During a recent sea expedition, researchers spotted a rare jellyfish off the Socorro Island, Mexico. The Halitrephes Maasi jellyfish is extremely rare and is one of a dozen to have been ever seen. This jellyfish looks like a "firework" from is appearance.

Researchers onboard the Exploration Vessel Nautilus — a research vessel operated by the Ocean Exploration Trust — captured stunning photographs of this rare species, the Telegraph reported.

The Halitrephes Maasi jellyfish is a species of deep-sea jellyfish belonging to the family Halicreatidae. They are usually spotted at a depth of 4,000 to 5,000 feet under the water. However, this rare sighting of the jellyfish was barely at a depth of almost a mile — 1609 meters — which in itself is a rare phenomenon.

The team of researchers at the exploration trust wrote that they started this year with deep sea fireworks stating that whenever they witness anything remarkable floating in the sea during their expeditions, they quickly document the discovery.

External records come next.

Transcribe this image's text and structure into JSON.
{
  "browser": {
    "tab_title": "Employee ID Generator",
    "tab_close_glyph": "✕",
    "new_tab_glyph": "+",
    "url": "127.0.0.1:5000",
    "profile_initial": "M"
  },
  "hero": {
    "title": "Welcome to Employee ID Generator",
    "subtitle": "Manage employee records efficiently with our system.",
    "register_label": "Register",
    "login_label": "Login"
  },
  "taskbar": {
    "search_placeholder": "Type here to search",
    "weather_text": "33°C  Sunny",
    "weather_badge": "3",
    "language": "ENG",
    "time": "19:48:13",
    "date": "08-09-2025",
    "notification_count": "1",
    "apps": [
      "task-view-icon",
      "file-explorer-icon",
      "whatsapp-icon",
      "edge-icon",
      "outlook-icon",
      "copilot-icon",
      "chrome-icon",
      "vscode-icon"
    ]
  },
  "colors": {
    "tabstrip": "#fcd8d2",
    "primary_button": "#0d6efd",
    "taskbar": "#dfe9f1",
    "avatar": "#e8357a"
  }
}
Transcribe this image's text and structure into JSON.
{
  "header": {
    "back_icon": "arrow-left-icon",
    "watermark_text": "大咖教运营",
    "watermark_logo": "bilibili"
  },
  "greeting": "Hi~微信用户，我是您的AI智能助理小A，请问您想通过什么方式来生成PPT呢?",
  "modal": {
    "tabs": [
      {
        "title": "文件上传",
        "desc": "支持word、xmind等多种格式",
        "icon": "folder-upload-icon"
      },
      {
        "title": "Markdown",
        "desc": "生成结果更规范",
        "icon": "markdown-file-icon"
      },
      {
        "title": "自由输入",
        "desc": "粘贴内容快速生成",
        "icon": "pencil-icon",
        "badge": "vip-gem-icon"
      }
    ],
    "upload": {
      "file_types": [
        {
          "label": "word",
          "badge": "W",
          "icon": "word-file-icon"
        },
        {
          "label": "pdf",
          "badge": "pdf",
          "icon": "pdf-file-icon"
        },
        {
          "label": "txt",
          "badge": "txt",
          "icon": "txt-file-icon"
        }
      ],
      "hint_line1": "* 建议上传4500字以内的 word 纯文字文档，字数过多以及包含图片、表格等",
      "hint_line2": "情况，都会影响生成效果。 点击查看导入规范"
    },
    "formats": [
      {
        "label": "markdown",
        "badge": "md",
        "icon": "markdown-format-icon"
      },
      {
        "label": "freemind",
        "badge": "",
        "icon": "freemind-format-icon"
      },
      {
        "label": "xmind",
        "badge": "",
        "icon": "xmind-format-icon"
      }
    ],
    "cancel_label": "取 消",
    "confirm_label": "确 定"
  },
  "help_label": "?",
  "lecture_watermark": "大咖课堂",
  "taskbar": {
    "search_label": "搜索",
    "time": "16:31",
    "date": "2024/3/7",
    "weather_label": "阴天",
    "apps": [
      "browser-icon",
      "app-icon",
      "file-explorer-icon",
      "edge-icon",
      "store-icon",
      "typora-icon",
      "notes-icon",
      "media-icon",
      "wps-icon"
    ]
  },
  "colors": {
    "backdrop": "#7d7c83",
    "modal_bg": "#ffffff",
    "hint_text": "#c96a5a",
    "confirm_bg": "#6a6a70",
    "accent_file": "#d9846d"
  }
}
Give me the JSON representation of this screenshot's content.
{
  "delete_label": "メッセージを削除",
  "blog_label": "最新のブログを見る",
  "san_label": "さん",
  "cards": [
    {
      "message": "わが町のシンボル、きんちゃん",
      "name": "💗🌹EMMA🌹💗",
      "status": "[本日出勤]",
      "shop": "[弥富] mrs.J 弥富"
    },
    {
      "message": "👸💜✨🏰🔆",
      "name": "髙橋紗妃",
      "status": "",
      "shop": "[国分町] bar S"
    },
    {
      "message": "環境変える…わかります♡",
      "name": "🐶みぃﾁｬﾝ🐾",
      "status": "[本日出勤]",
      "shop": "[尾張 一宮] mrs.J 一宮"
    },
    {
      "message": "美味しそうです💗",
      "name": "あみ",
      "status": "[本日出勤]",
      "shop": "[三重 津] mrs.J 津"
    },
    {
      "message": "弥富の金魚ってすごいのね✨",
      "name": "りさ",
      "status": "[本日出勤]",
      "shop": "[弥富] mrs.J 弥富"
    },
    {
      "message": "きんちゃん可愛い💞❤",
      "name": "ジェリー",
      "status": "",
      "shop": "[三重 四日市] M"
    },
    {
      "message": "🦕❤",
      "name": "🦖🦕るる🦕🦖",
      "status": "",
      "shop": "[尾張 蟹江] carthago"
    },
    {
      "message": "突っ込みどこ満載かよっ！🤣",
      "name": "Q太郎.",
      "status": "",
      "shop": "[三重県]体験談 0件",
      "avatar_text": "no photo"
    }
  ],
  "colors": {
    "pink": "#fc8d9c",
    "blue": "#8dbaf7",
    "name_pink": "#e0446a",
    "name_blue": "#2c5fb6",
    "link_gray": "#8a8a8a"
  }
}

Jellyfish A picture shows a jellyfish in the port of Ginostra on June 16, 2016, on the island of Stromboli. Photo: GABRIEL BOUYS/AFP/Getty Images

Speaking of the rare jellyfish, the team said that the frilled tentacles of the Halitrephes Maasi were discovered in the Revillagigedo Archipelago off the Mexican state of Baja California. Researchers said that the “radial canals that move nutrients through the jelly's bell form a starburst pattern that reflects the lights of ROV Hercules with bright splashes of yellow and pink.”

They also shared a video of the rare species on their website.

The Ocean Exploration Trust was started by Dr. Robert Ballard in the year 2008. Dr. Ballard is widely known for discovering the wreckage of the Titanic.

Twitter users couldn’t control their excitement on learning about the extremely rare "firework" jellyfish.

“It’s amazing to have such spectacular color on a jellyfish, so far below the ocean, very cool,” a user wrote on Twitter.

“Beautiful! The incredible world beneath the ocean that humans have yet to explore-amazing isn't it?” wrote another user.